To read Unwomanly Face as being about the experience of some Soviet Union female combatants or to make comparisons only with Sri Lanka would be a limitation and, therefore, a loss. We study particulars in order to understand wider phenomena, transcending place and time. I suggest: All wars are defeats. In other words, war is the result of our failure, humanity’s failure, to co-exist without recourse to large-scale violence, destruction and death. (The Buddha's central doctrine is of Avijja: ignorance.)
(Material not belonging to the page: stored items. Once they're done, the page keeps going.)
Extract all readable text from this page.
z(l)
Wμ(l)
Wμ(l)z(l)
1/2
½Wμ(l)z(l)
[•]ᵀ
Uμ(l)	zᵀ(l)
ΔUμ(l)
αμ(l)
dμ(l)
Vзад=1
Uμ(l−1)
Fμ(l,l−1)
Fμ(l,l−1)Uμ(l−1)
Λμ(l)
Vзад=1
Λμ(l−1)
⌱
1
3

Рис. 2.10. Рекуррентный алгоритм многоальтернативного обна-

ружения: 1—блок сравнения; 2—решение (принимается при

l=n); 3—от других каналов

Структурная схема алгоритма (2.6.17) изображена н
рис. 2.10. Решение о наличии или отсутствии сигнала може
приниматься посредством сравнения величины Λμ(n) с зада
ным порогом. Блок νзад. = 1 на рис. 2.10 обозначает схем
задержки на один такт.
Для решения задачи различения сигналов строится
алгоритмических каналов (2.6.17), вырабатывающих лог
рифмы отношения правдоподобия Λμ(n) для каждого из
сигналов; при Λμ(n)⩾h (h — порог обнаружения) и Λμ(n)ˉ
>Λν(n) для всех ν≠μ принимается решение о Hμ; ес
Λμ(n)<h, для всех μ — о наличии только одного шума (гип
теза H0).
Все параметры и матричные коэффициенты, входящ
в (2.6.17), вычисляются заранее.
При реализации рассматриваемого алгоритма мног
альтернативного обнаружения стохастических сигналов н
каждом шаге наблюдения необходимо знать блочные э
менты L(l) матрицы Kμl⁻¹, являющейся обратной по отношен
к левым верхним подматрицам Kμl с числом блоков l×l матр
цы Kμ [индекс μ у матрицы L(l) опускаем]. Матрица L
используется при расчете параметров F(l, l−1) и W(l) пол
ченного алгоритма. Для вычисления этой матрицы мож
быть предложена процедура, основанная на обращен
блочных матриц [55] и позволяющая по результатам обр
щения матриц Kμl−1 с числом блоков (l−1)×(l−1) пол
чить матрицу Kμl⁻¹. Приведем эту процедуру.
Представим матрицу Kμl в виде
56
Wars are begun by men, but women pay an equal, if not greater, price: see Achebe’s short story, ‘Girls at War’ where a collapse of morale following defeat is followed by a collapse in morals. In other words, ‘morale’ and ‘morals’ are related terms. And it’s not only women; not only human beings but “the earth, the birds, the trees. All that lives on earth with us” (page X1V). War is ubiquitous, universal and as old as human history. It is “ordinary and indiscriminate” (page 67) but at the same time, for combatants, for family and those affected, war is intensely personal and life-changing. The Nobel Committee in making the award to Alexievich stated, inter alia, that her writing was “a monument to suffering and courage”. We must not allow statistics, numbers and figures, to depersonalise and conceal what, at root, is intensely and uniquely private and personal.